Sat, Jan 26, 2013, 00:00

   

Do laps while learning lines, be brave and don't laugh at dodgy accents: the year's best actresses on their acclaimed roles

Irish theatre has often been criticised for its lack of strong female roles, yet three of the four best-actress nominations in this year’s Irish Times Irish Theatre Awards are for performances in new plays. This year’s nominees range from relative newcomers to well-known stage and television actresses, some of whom have been nominated previously. Here, the four nominees talk about how they prepared for their roles and what it means to be nominated.

Cathy Belton

Nominated as Mary in The House Keeper

Cathy Belton says there is no great mystery to turning a good role into a good performance. It requires research, good choices and hard work. Her character in The House Keeper, Mary, faces having her home in Manhattan repossessed, so Belton had to work on her New York accent. “I got a great app on my phone, and I was cycling to rehearsals listening to New York radio,” she says. “You have to submerge yourself in it. We were lucky to have the writer of the play, Morna Regan, with us for the first week, and we grilled her to within an inch of her life.”

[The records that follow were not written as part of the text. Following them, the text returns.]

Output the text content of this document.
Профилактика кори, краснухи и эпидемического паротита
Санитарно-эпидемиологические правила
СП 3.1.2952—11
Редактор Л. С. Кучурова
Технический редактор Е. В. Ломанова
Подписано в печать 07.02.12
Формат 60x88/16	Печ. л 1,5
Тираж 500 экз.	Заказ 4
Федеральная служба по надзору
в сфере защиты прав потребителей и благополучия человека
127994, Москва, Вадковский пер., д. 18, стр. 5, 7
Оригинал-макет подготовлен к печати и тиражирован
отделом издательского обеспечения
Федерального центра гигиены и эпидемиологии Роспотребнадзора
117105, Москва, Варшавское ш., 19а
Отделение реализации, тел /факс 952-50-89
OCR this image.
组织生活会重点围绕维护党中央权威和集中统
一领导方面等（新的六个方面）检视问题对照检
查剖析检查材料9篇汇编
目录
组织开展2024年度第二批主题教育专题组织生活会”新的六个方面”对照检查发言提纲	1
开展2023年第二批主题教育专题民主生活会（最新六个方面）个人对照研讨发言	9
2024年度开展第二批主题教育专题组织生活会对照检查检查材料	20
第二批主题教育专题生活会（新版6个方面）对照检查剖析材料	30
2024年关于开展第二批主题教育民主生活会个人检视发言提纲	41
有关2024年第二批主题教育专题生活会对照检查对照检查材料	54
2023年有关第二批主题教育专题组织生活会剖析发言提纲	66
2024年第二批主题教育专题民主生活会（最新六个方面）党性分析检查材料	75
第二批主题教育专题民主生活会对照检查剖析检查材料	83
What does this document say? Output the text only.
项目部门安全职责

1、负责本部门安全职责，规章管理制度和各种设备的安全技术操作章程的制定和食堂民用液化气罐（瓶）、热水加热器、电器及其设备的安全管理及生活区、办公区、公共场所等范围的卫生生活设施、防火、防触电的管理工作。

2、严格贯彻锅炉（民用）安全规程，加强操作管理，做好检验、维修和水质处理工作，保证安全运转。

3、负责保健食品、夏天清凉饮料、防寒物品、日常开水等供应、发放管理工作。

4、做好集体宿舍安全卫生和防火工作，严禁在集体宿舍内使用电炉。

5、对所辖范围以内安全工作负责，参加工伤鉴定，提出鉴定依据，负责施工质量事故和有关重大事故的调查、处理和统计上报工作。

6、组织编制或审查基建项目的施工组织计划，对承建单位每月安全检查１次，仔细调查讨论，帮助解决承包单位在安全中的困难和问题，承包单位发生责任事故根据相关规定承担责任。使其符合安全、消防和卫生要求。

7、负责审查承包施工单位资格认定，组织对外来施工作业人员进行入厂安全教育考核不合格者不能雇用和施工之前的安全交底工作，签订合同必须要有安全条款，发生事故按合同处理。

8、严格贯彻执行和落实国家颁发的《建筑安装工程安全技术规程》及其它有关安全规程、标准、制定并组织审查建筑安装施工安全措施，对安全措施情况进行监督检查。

Belton’s second Irish Times Irish Theatre Awards nomination is all the more pleasing as it recognises her work in a new play, which she found intimidating initially. “It is so much more dangerous being the first voice of a new play on stage,” she says. “When I read The House Keeper first, I thought it was a great script, and I was scared of the part. I think that is always one of the great acid tests. If I feel a fear about a role it is usually a good thing.”

For Belton, learning lines meant hard graft. “Ingrid Craigie [who played Beth in the play] and I would meet 30 minutes before rehearsals and do 20 laps of a nearby pitch, running lines,” she says. “We did it every single morning. For me, learning lines is like learning spellings and tables in school.”

Currently midway through filming a television series, Belton says it took her years to get used to the uncertainty of an acting life. She now accepts it, despite the lack of security. “We need more women’s roles, in my opinion, as there is still a lack of big female parts for women of a certain age. When I started off first, the insecurity used to get to me, and I tried to leave acting. I couldn’t stay away and made a deal that I was just going to have to get used to the down time, use it to refuel, work on my craft and just keep going.”

Caitriona Ennis

Nominated as Young Girl in The Boys of Foley Street

This was one of Caitriona Ennis’s first professional roles in theatre, so to be nominated came as a huge surprise. “To have my name beside these actresses, most of whom I spent years watching and idolising, is so lovely for me,” she says. “It was also a great starting point to do a piece of work I was passionate about.”

Much acclaimed, The Boys of Foley Street was months in development before getting to the rehearsal room. Ennis says this long lead-in was key in helping her unearth her character. She also spent a lot of time interacting with families in the Foley Street area of Dublin. “During development we really focused on different stories in the area, and then when I found my own character it was all about the development, physically. Having the time meant I was able to challenge myself to find something, and I could try different things or make braver choices.”